A criança, no seu limbo sensível, sabe que as palavras são vento e que na existência delas tudo se forma e se transforma, como propõe o belíssimo poema de Cecília Meireles, o “Romance das palavras aéreas” do Romanceiro da Inconfidência, cujo título já é um poema e cuja primeira estrofe cito para terminar:

“Ai, palavras, ai, palavras,

que estranha potência, a vossa!

ai, palavras, ai, palavras,

sois de vento, ides no vento,

no vento que não retorna,

e, em tão rápida existência,

tudo se forma e transforma!

Sois de vento, ides no vento,

e quedais, com sorte nova!

Ai, palavras, ai, palavras,

que estranha potência, a vossa!”

*


[1] Agradeço o convite ao André Botelho, ao Pedro Meira Monteiro, ao Maurício Hoelz e demais organizadores do evento “Inconfidências”, que me deu a oportunidade e o prazer de partilhar essa mesa do Minas Mundo com a Heloisa Starling e o Sérgio Alcides Pereira do Amaral, de quem sou entusiasta leitora.

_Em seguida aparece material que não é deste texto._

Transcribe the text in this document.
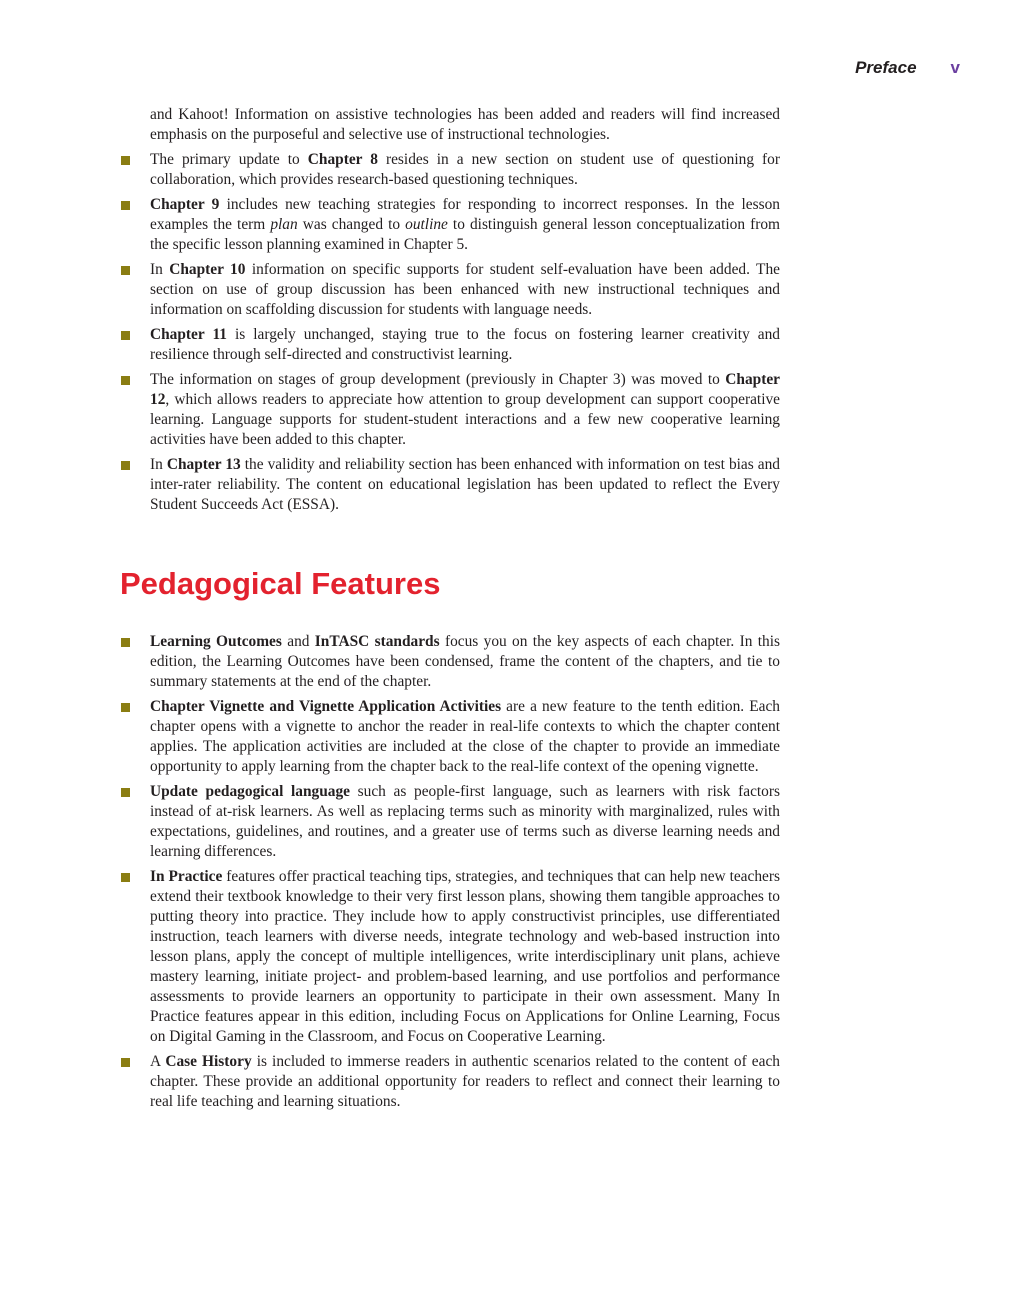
Preface v

and Kahoot! Information on assistive technologies has been added and readers will find increased emphasis on the purposeful and selective use of instructional technologies.

The primary update to Chapter 8 resides in a new section on student use of questioning for collaboration, which provides research-based questioning techniques.
Chapter 9 includes new teaching strategies for responding to incorrect responses. In the lesson examples the term plan was changed to outline to distinguish general lesson conceptualization from the specific lesson planning examined in Chapter 5.
In Chapter 10 information on specific supports for student self-evaluation have been added. The section on use of group discussion has been enhanced with new instructional techniques and information on scaffolding discussion for students with language needs.
Chapter 11 is largely unchanged, staying true to the focus on fostering learner creativity and resilience through self-directed and constructivist learning.
The information on stages of group development (previously in Chapter 3) was moved to Chapter 12, which allows readers to appreciate how attention to group development can support cooperative learning. Language supports for student-student interactions and a few new cooperative learning activities have been added to this chapter.
In Chapter 13 the validity and reliability section has been enhanced with information on test bias and inter-rater reliability. The content on educational legislation has been updated to reflect the Every Student Succeeds Act (ESSA).
Pedagogical Features
Learning Outcomes and InTASC standards focus you on the key aspects of each chapter. In this edition, the Learning Outcomes have been condensed, frame the content of the chapters, and tie to summary statements at the end of the chapter.
Chapter Vignette and Vignette Application Activities are a new feature to the tenth edition. Each chapter opens with a vignette to anchor the reader in real-life contexts to which the chapter content applies. The application activities are included at the close of the chapter to provide an immediate opportunity to apply learning from the chapter back to the real-life context of the opening vignette.
Update pedagogical language such as people-first language, such as learners with risk factors instead of at-risk learners. As well as replacing terms such as minority with marginalized, rules with expectations, guidelines, and routines, and a greater use of terms such as diverse learning needs and learning differences.
In Practice features offer practical teaching tips, strategies, and techniques that can help new teachers extend their textbook knowledge to their very first lesson plans, showing them tangible approaches to putting theory into practice. They include how to apply constructivist principles, use differentiated instruction, teach learners with diverse needs, integrate technology and web-based instruction into lesson plans, apply the concept of multiple intelligences, write interdisciplinary unit plans, achieve mastery learning, initiate project- and problem-based learning, and use portfolios and performance assessments to provide learners an opportunity to participate in their own assessment. Many In Practice features appear in this edition, including Focus on Applications for Online Learning, Focus on Digital Gaming in the Classroom, and Focus on Cooperative Learning.
A Case History is included to immerse readers in authentic scenarios related to the content of each chapter. These provide an additional opportunity for readers to reflect and connect their learning to real life teaching and learning situations.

Eliane Robert Moraes é professora de Literatura Brasileira no Departamento de Letras Clássicas e Vernáculas da FFLCH da Universidade de São Paulo (USP). Entre suas publicações, estão a Antologia da poesia erótica brasileira (2015), e uma seleção de contos eróticos brasileiros, sob o título O corpo descoberto (2018), além de uma Seleta Erótica de Mário de Andrade (2022).